Pablo sintió ganas de contestar: ¿para qué? ¿Para qué me fusilen antes? Pero se contuvo. El que él estuviera desesperado no le daba derecho a herir de ese modo a la monja, que tan bien se había portado siempre con él y le profesaba un sincero afecto.
Haciendo un esfuerzo observó:
—Muy bien. ¿Qué es lo que me trae de comer hoy? —y trató de sonreír; pero sólo logró hacer que su rostro mostrara una extraña mueca.
Intentó seguir la conversación de la hermana, hablando de cosas intrascendentes, y durante la comida lo consiguió, hasta cierto punto; pero, al volver a quedar solo, sus pensamientos retornaron al asunto que le preocupaba…
¿Y María? ¿Y sus padres y hermanas? ¿Qué pensarían si, finalmente, llegaban a saber cómo había muerto? ¿Creerían en él, o pensarían de la misma forma que parecía hacerlo todo el mundo?… o por lo menos, la mayor parte de la gente. ¿Respetarían, en este caso, la que parecía haber sido su decisión de hacer la guerra en el otro bando?
Estas ideas no contribuyeron, como es lógico, a calmarle y, cuando por fin se durmió, rendido por el sueño, se vio asaltado por pesadillas que le hicieron despertar varias veces, bañado en un sudor frío y sin poder recordar exactamente lo que había estado soñando, igual que le era imposible acordarse con precisión de lo que había pasado en el submarino.
* * *
Dos días después recibió la visita de su defensor.

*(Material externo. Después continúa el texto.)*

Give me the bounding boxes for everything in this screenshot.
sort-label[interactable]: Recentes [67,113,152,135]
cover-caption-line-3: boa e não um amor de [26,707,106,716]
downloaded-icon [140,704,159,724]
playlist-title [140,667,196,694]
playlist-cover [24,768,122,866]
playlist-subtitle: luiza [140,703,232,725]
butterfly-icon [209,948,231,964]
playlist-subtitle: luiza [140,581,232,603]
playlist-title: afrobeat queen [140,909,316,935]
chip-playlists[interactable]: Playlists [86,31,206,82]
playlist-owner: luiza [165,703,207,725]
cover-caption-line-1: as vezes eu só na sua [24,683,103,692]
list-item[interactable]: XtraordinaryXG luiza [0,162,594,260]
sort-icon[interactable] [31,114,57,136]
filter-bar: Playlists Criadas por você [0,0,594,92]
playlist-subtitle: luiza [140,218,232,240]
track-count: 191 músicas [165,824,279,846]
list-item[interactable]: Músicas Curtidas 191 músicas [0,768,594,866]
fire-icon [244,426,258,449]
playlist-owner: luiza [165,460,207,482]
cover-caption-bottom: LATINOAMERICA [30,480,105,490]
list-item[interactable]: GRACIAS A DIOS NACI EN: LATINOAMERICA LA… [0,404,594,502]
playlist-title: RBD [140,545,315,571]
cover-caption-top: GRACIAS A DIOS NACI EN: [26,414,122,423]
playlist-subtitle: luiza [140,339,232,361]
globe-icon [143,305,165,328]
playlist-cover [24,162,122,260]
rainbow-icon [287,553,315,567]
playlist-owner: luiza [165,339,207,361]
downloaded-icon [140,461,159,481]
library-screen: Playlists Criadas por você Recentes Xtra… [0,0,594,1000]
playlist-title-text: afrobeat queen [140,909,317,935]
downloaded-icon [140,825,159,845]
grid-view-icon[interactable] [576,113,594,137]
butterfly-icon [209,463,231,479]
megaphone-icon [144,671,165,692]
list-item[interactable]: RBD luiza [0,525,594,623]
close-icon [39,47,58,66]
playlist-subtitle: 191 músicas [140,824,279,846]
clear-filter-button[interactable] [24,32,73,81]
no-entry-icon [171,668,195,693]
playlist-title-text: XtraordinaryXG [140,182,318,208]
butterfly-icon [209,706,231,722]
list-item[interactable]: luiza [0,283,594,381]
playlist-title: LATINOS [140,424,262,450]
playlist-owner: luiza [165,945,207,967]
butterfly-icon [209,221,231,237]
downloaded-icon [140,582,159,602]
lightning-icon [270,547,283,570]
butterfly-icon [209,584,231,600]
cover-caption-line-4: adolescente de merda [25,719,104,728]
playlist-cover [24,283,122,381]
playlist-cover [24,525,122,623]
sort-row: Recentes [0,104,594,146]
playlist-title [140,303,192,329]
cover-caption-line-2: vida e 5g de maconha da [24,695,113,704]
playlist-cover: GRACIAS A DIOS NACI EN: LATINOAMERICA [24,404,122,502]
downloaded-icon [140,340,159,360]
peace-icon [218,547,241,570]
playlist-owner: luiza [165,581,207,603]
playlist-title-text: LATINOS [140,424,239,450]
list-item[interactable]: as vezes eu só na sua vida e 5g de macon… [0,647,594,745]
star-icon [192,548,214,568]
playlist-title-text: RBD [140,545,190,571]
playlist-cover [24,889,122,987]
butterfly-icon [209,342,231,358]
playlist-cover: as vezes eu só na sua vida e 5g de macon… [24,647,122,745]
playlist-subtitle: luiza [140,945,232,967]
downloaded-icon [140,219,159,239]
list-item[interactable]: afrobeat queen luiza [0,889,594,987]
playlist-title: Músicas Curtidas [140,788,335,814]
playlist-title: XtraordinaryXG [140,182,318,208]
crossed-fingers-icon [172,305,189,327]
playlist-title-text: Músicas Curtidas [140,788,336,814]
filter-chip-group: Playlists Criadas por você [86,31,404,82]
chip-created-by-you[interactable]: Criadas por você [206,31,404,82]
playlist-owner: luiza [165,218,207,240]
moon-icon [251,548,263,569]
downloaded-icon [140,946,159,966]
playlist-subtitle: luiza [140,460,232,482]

Era un capitán de corbeta que se mostró frío y cortés con él. Se veía que no tenía demasiada fe en las afirmaciones de su defendido.

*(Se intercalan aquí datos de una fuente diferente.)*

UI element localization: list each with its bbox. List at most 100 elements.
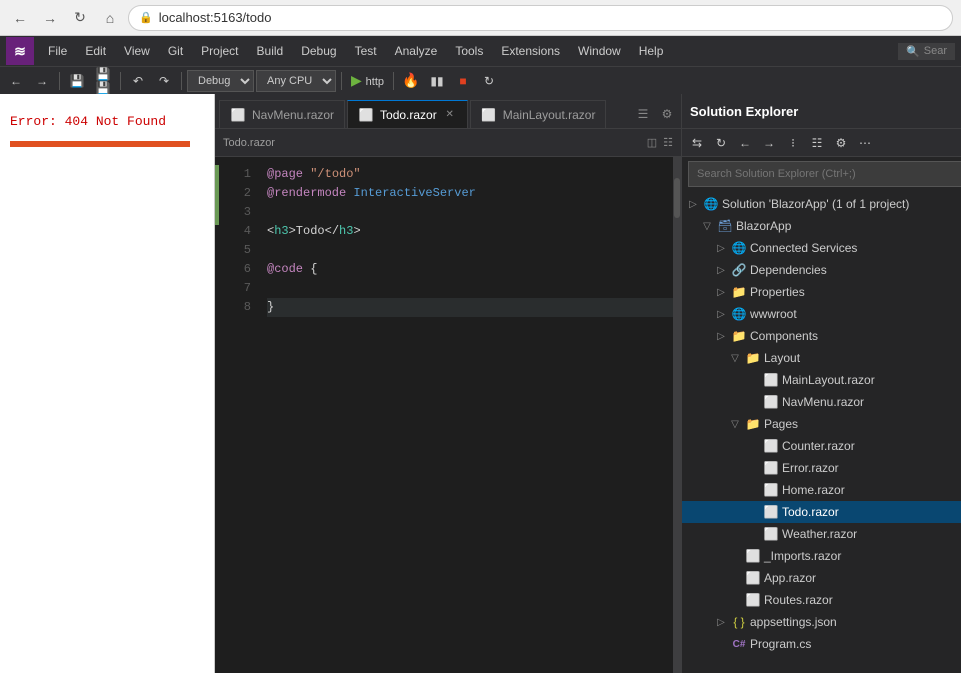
se-sync-btn[interactable]: ⇆ [686, 132, 708, 154]
cpu-config-select[interactable]: Any CPU [256, 70, 336, 92]
menu-analyze[interactable]: Analyze [387, 41, 446, 61]
routes-label: Routes.razor [764, 593, 833, 607]
toolbar-saveall-btn[interactable]: 💾💾 [91, 70, 115, 92]
tab-mainlayout[interactable]: ⬜ MainLayout.razor [470, 100, 607, 128]
appsettings-label: appsettings.json [750, 615, 837, 629]
tree-routes[interactable]: ⬜ Routes.razor [682, 589, 961, 611]
error-label: Error.razor [782, 461, 839, 475]
todo-icon: ⬜ [763, 504, 779, 520]
tree-dependencies[interactable]: ▷ 🔗 Dependencies [682, 259, 961, 281]
stop-btn[interactable]: ■ [451, 70, 475, 92]
todo-label: Todo.razor [782, 505, 839, 519]
tree-connected-services[interactable]: ▷ 🌐 Connected Services [682, 237, 961, 259]
code-editor[interactable]: 1 2 3 4 5 6 7 8 @page "/todo" @rendermod… [215, 157, 681, 673]
menu-tools[interactable]: Tools [447, 41, 491, 61]
se-more-btn[interactable]: ⋯ [854, 132, 876, 154]
blazorapp-arrow: ▽ [700, 221, 714, 232]
vs-search-label[interactable]: Sear [924, 45, 947, 57]
tree-imports[interactable]: ⬜ _Imports.razor [682, 545, 961, 567]
props-icon: 📁 [731, 284, 747, 300]
tree-navmenu[interactable]: ⬜ NavMenu.razor [682, 391, 961, 413]
editor-secondary-bar: Todo.razor ◫ ☷ [215, 129, 681, 157]
tree-properties[interactable]: ▷ 📁 Properties [682, 281, 961, 303]
se-toolbar: ⇆ ↻ ← → ⁝ ☷ ⚙ ⋯ [682, 129, 961, 157]
se-settings-btn[interactable]: ⚙ [830, 132, 852, 154]
se-filter-btn[interactable]: ☷ [806, 132, 828, 154]
se-forward-btn[interactable]: → [758, 132, 780, 154]
menu-build[interactable]: Build [249, 41, 292, 61]
se-back-btn[interactable]: ← [734, 132, 756, 154]
toolbar-redo-btn[interactable]: ↷ [152, 70, 176, 92]
toolbar-undo-btn[interactable]: ↶ [126, 70, 150, 92]
navmenu-icon: ⬜ [763, 394, 779, 410]
back-button[interactable]: ← [8, 6, 32, 30]
tree-mainlayout[interactable]: ⬜ MainLayout.razor [682, 369, 961, 391]
menu-test[interactable]: Test [347, 41, 385, 61]
split-editor-btn[interactable]: ◫ [647, 136, 657, 149]
scroll-track[interactable] [673, 157, 681, 673]
address-bar[interactable]: 🔒 localhost:5163/todo [128, 5, 953, 31]
refresh-button[interactable]: ↻ [68, 6, 92, 30]
restart-btn[interactable]: ↻ [477, 70, 501, 92]
run-button[interactable]: ▶ http [347, 72, 388, 89]
tree-todo[interactable]: ⬜ Todo.razor [682, 501, 961, 523]
menu-git[interactable]: Git [160, 41, 191, 61]
se-header: Solution Explorer [682, 94, 961, 129]
tab-navmenu[interactable]: ⬜ NavMenu.razor [219, 100, 345, 128]
imports-label: _Imports.razor [764, 549, 841, 563]
wwwroot-arrow: ▷ [714, 309, 728, 320]
tab-settings-btn[interactable]: ⚙ [657, 104, 677, 124]
toolbar-back-btn[interactable]: ← [4, 70, 28, 92]
menu-debug[interactable]: Debug [293, 41, 344, 61]
tab-todo-close[interactable]: ✕ [443, 108, 457, 122]
tree-layout[interactable]: ▽ 📁 Layout [682, 347, 961, 369]
code-content[interactable]: @page "/todo" @rendermode InteractiveSer… [259, 157, 673, 673]
menu-project[interactable]: Project [193, 41, 246, 61]
error-icon: ⬜ [763, 460, 779, 476]
home-button[interactable]: ⌂ [98, 6, 122, 30]
program-label: Program.cs [750, 637, 811, 651]
components-arrow: ▷ [714, 331, 728, 342]
tab-todo-label: Todo.razor [380, 108, 437, 122]
deps-arrow: ▷ [714, 265, 728, 276]
tree-error[interactable]: ⬜ Error.razor [682, 457, 961, 479]
tree-blazorapp[interactable]: ▽ 🗃 BlazorApp [682, 215, 961, 237]
se-search-input[interactable] [688, 161, 961, 187]
error-underline [10, 141, 190, 147]
appsettings-icon: { } [731, 614, 747, 630]
pause-btn[interactable]: ▮▮ [425, 70, 449, 92]
tree-program[interactable]: C# Program.cs [682, 633, 961, 655]
tab-todo[interactable]: ⬜ Todo.razor ✕ [347, 100, 468, 128]
hot-reload-btn[interactable]: 🔥 [399, 70, 423, 92]
tree-pages[interactable]: ▽ 📁 Pages [682, 413, 961, 435]
tree-weather[interactable]: ⬜ Weather.razor [682, 523, 961, 545]
toolbar-save-btn[interactable]: 💾 [65, 70, 89, 92]
menu-window[interactable]: Window [570, 41, 629, 61]
menu-file[interactable]: File [40, 41, 75, 61]
menu-help[interactable]: Help [631, 41, 672, 61]
tree-solution[interactable]: ▷ 🌐 Solution 'BlazorApp' (1 of 1 project… [682, 193, 961, 215]
tree-appsettings[interactable]: ▷ { } appsettings.json [682, 611, 961, 633]
tree-counter[interactable]: ⬜ Counter.razor [682, 435, 961, 457]
code-line-2: @rendermode InteractiveServer [267, 184, 673, 203]
se-refresh-btn[interactable]: ↻ [710, 132, 732, 154]
preview-error-text: Error: 404 Not Found [0, 104, 214, 139]
menu-extensions[interactable]: Extensions [493, 41, 568, 61]
forward-button[interactable]: → [38, 6, 62, 30]
tree-wwwroot[interactable]: ▷ 🌐 wwwroot [682, 303, 961, 325]
tree-home[interactable]: ⬜ Home.razor [682, 479, 961, 501]
debug-config-select[interactable]: Debug [187, 70, 254, 92]
layout-arrow: ▽ [728, 353, 742, 364]
menu-edit[interactable]: Edit [77, 41, 114, 61]
tab-navmenu-label: NavMenu.razor [252, 108, 334, 122]
toolbar-forward-btn[interactable]: → [30, 70, 54, 92]
menu-view[interactable]: View [116, 41, 158, 61]
imports-icon: ⬜ [745, 548, 761, 564]
mainlayout-label: MainLayout.razor [782, 373, 875, 387]
code-line-6: @code { [267, 260, 673, 279]
tree-components[interactable]: ▷ 📁 Components [682, 325, 961, 347]
se-collapse-btn[interactable]: ⁝ [782, 132, 804, 154]
tree-approazor[interactable]: ⬜ App.razor [682, 567, 961, 589]
tab-list-btn[interactable]: ☰ [633, 104, 653, 124]
filter-btn[interactable]: ☷ [663, 136, 673, 149]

Ciertamente, pensó Pablo cuando el otro se hubo marchado, sus alegatos resultaban un tanto extraños. No podía presentar prueba alguna en apoyo de lo que decía, no acertaba a concretar nada, o casi nada, ni tan siquiera era capaz de responder a muchas de las preguntas que se le formulaban.

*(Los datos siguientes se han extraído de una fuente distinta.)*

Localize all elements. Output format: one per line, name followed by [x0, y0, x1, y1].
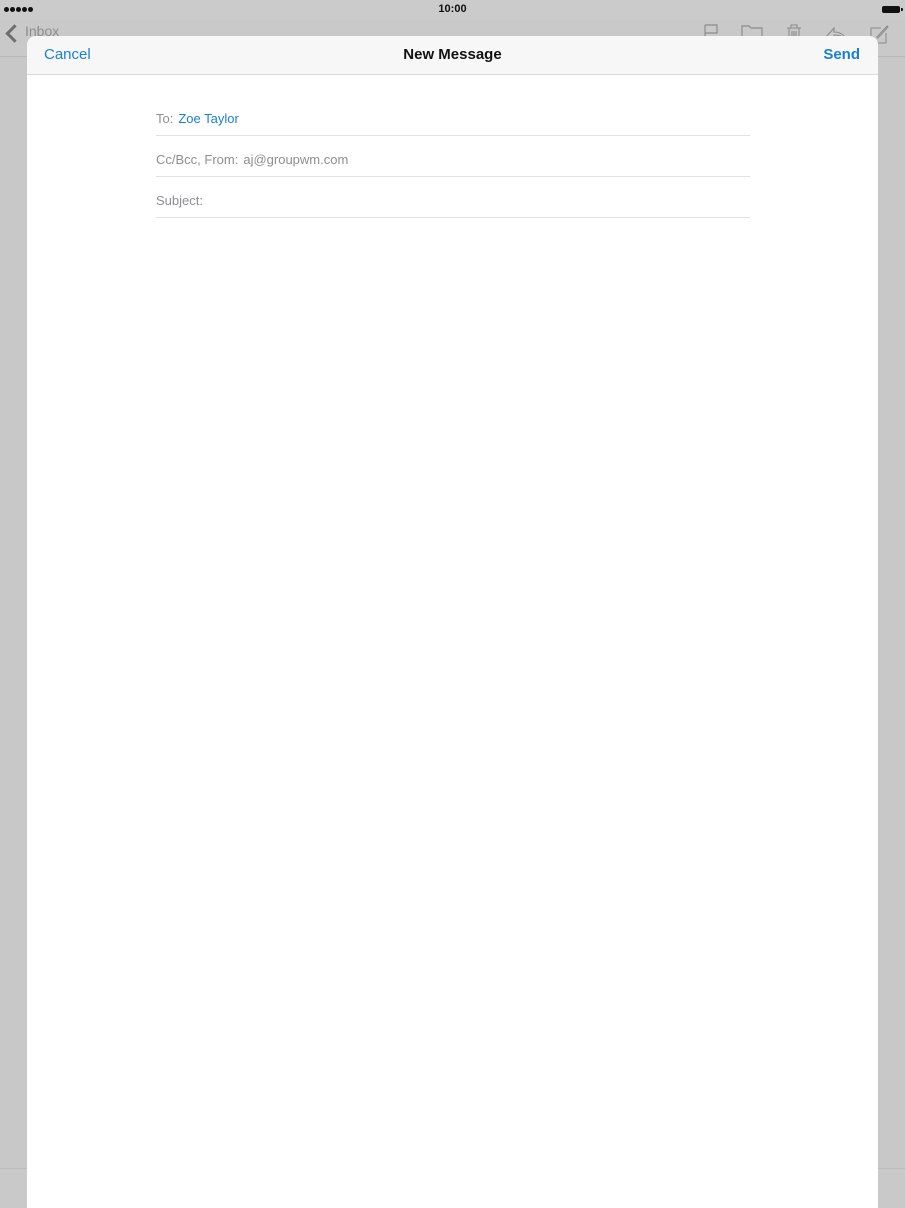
- status-time: 10:00: [438, 3, 467, 15]
- to-field[interactable]: To: Zoe Taylor: [156, 95, 750, 136]
- message-body[interactable]: [156, 226, 750, 1186]
- status-bar: 10:00: [0, 0, 905, 20]
- subject-field[interactable]: Subject:: [156, 177, 750, 218]
- chevron-left-icon: [5, 24, 24, 43]
- compose-title: New Message: [403, 46, 502, 63]
- screen: 10:00 Inbox Cancel New Message Send To: …: [0, 0, 905, 1208]
- ccbcc-from-label: Cc/Bcc, From:: [156, 152, 239, 167]
- to-label: To:: [156, 111, 174, 126]
- compose-sheet: Cancel New Message Send To: Zoe Taylor C…: [27, 36, 878, 1208]
- subject-label: Subject:: [156, 193, 203, 208]
- to-recipient-token[interactable]: Zoe Taylor: [178, 111, 238, 126]
- compose-header-fields: To: Zoe Taylor Cc/Bcc, From: aj@groupwm.…: [156, 95, 750, 218]
- battery-icon: [882, 6, 903, 13]
- ccbcc-from-field[interactable]: Cc/Bcc, From: aj@groupwm.com: [156, 136, 750, 177]
- compose-nav-bar: Cancel New Message Send: [27, 36, 878, 75]
- from-address[interactable]: aj@groupwm.com: [243, 152, 348, 167]
- send-button[interactable]: Send: [823, 46, 860, 63]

Los días que había pasado en Barcelona y a bordo del «C-10», se le aparecían como envueltos en una difusa niebla que no acababa de disiparse, aunque había momentos en los que le parecía que iba, por fin, a acordarse de todo; pero finalmente, aquel pequeño embrión de recuerdos confusamente agolpados, se desvanecía en su mente como un castillo de naipes al que, de súbito, hubiera alcanzado una ráfaga de viento. Verdaderamente, el panorama se presentaba de lo más sombrío, cuando ni siquiera su defensor creía en él.